Speaker
Description
High-Performance Computing (HPC) drives discovery across science and industry and underpins the rapid advances in AI. At the heart of modern HPC platforms is the Graphics Processing Unit (GPU), which delivers the bulk of compute power but also dominates energy consumption. As GPU architectures increasingly prioritize low-precision arithmetic for AI workloads, HPC applications that depend on higher precision face new programmability challenges alongside new opportunities in mixed-precision computing.

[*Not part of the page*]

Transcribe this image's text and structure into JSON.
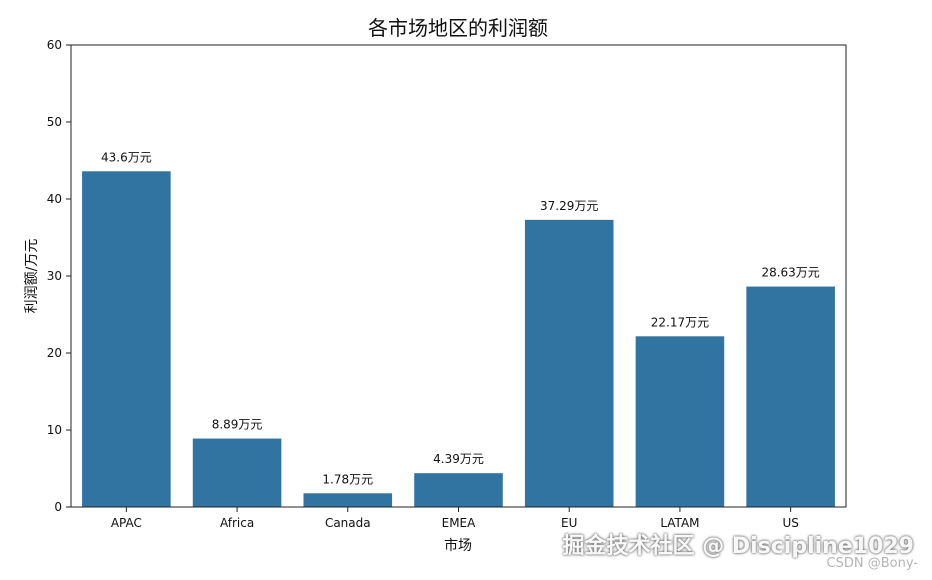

Crucially, the energy efficiency of GPU applications depends not only on compute utilization but also on memory traffic patterns, and the fastest implementation is not always the most energy efficient. Reliable exploration of these trade-offs is further complicated by the limited accuracy and temporal resolution of current power measurement tools. Combined with the vast, discontinuous design spaces inherent to GPU programming, manual optimization is infeasible.
Automatic performance tuning, or auto-tuning, offers a proven approach to this problem, automatically searching for optimal configurations across algorithm, application, and hardware parameters. To address the emerging demands of mixed-precision computing and energy-aware execution, the field is now moving toward constrained and multi-objective optimization to enable systematic exploration of the trade-offs between performance, energy consumption, and numerical accuracy. In this talk, I will highlight key challenges, recent developments, and future directions in GPU auto-tuning.